Like Barker and Valerina, Dimitriadis is not preoccupied with the trivial, the everyday, the “boring”. (An otherwise legitimate trend in certain previous historical periods, which was a reaction to the large, exclusive systems that ignored the individual). Rather an opening of the frame is required nowadays, lest the modern Narcissus ceases to stare mesmerized at his on-screen reflections, and the narrow “river” of his subjective, finite world. It is as if through his theatre, Dimitriadis is making an attempt to redefine things, to reflect the contemporary meaning of concepts like "birth", "family" and "mother". He gives us the tools to look at the human condition. He writes about the human race; far from elevating it, he exposes with remarkable intensity all its monstrous and desperate instincts and for any possible reboot and regeneration. And the adventure of the human condition continues. Forever and ever. Amen.
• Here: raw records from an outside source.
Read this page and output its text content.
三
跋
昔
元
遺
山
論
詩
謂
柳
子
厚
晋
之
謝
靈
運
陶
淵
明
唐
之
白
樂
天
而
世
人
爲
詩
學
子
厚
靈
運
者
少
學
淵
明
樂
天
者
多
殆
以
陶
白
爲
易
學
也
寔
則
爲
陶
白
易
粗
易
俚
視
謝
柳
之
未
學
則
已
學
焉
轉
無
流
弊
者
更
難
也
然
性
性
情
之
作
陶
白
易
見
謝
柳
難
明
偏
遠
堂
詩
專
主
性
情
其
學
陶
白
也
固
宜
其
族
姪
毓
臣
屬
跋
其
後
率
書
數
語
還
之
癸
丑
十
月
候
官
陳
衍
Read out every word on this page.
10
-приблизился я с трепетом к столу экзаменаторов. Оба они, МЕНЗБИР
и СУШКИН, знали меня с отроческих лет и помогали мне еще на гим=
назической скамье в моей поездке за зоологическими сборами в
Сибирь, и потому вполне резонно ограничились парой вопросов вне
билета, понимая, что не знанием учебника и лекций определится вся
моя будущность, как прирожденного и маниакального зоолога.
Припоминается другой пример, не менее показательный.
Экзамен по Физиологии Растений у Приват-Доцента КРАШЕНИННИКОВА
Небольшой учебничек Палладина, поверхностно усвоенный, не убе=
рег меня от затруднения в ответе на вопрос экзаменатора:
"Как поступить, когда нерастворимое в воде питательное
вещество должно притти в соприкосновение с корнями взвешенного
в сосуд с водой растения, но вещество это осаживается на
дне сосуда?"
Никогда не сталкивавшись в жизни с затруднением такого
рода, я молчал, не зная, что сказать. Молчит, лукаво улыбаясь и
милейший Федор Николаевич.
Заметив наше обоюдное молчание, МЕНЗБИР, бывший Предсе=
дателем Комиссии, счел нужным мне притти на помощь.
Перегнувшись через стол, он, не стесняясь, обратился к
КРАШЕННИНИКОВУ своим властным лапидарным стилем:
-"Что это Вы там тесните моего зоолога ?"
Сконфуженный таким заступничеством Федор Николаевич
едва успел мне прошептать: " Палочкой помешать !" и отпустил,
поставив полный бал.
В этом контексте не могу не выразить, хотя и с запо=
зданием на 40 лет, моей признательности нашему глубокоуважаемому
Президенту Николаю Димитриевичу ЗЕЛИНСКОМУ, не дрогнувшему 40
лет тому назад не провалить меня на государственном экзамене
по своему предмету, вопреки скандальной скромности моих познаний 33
[1] Howard Barker, “The audience, the soul and the stage”. Arguments for a theater. Manchester: Manchester UP., 1998. 69-70.
[2] Dimitris Dimitriadis. “The Poet and the Stage”. Interview to Dimitra Kondilaki. Orleans National Scene. March 2006.
[3] Howard Barker, “The House of Infection: Theater in the Age of Social Hygiene”, Arguments for a theater. Manchester: Manchester UP., 1998. 186.